In realtà, però, l’insofferenza manifestata dalla tifoseria è parte di un inquietante crescendo che è nato diverso tempo addietro. Difficile, infatti, non accorgersi di come la piazza avesse intuito che qualcosa stava mutando già durante l’era Sousa, con ancora Pradè in carica di d.s., al cui cospetto una proprietà pur presente stava cominciando a buttar giù le basi di un progetto di demolizione del monte ingaggi.

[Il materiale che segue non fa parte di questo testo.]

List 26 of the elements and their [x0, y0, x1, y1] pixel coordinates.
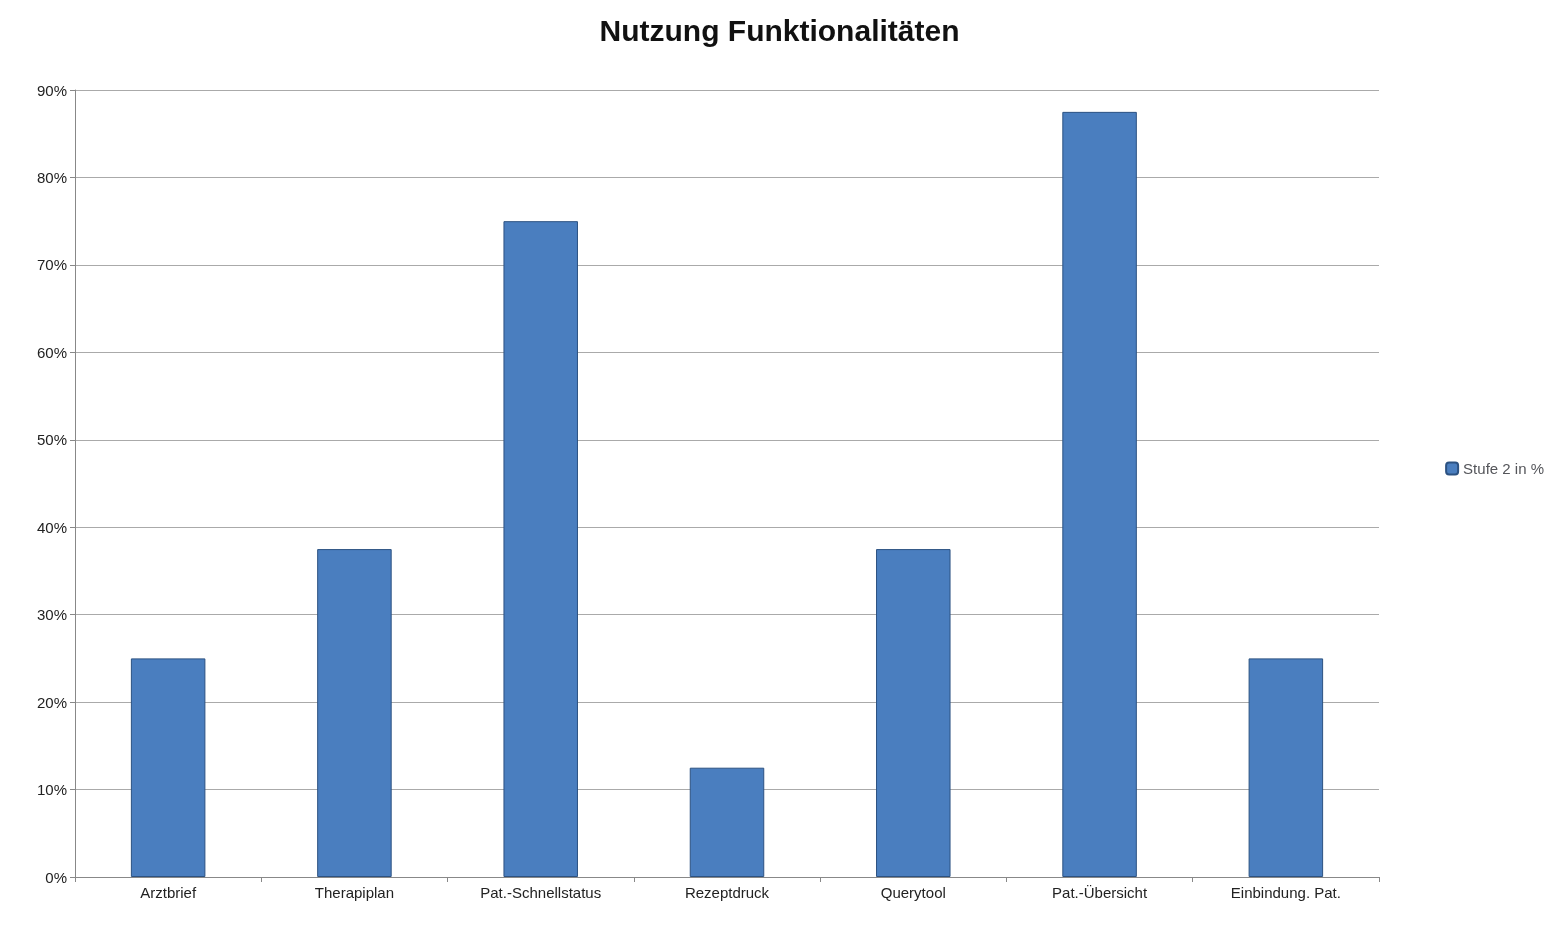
y-tick-label: 10%: [36, 781, 67, 799]
x-tick-label: Pat.-Übersicht: [1052, 884, 1148, 901]
x-tick-label: Arztbrief: [140, 884, 197, 901]
legend-label: Stufe 2 in %: [1463, 460, 1545, 477]
y-tick-label: 30%: [36, 606, 67, 624]
y-tick-label: 90%: [36, 81, 67, 99]
y-tick-label: 80%: [36, 168, 67, 186]
bar: [689, 767, 765, 877]
chart-title: Nutzung Funktionalitäten: [599, 13, 960, 47]
bar: [1248, 658, 1324, 877]
y-tick-label: 70%: [36, 256, 67, 274]
y-tick-label: 40%: [36, 518, 67, 536]
y-tick-label: 20%: [36, 693, 67, 711]
x-tick-label: Rezeptdruck: [684, 884, 770, 901]
bar: [1062, 111, 1137, 877]
x-tick-label: Einbindung. Pat.: [1230, 884, 1341, 901]
y-tick-label: 0%: [45, 868, 67, 886]
bar: [130, 658, 206, 877]
bar: [503, 221, 578, 877]
x-tick-label: Querytool: [880, 884, 946, 901]
y-tick-label: 60%: [36, 343, 67, 361]
x-tick-label: Therapiplan: [314, 884, 395, 901]
bar: [876, 549, 951, 877]
x-tick-label: Pat.-Schnellstatus: [480, 884, 602, 901]
y-tick-label: 50%: [36, 431, 67, 449]
bar: [317, 549, 392, 877]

Qualcosa che, negli anni, si è poi palesato nel tragico sprofondamento della Fiorentina fino all’attuale undicesimo posto in classifica. E, se una fetta dei sostenitori gigliati era appunto già in fermento da un paio di stagioni a questa parte, possiamo tranquillamente dire che ieri la contestazione si sia consumata quasi all’unisono, con circa 1500 persone che urlavano infuriate davanti alla tribuna. 

Ma un’aria particolarmente tesa si era respirata pure all’interno del Franchi prima del fischio finale, non tanto per l’esodo dei tifosi dalle parti della curva Fiesole a quasi quindici minuti dal termine della partita, quanto per i cori di scherno nei confronti della proprietà che stavolta hanno coinvolto anche gran parte del settore di Maratona (e non solo). Tutto ciò è la dimostrazione di un segnale che, adesso più che mai, non può passare inosservato a chi di dovere.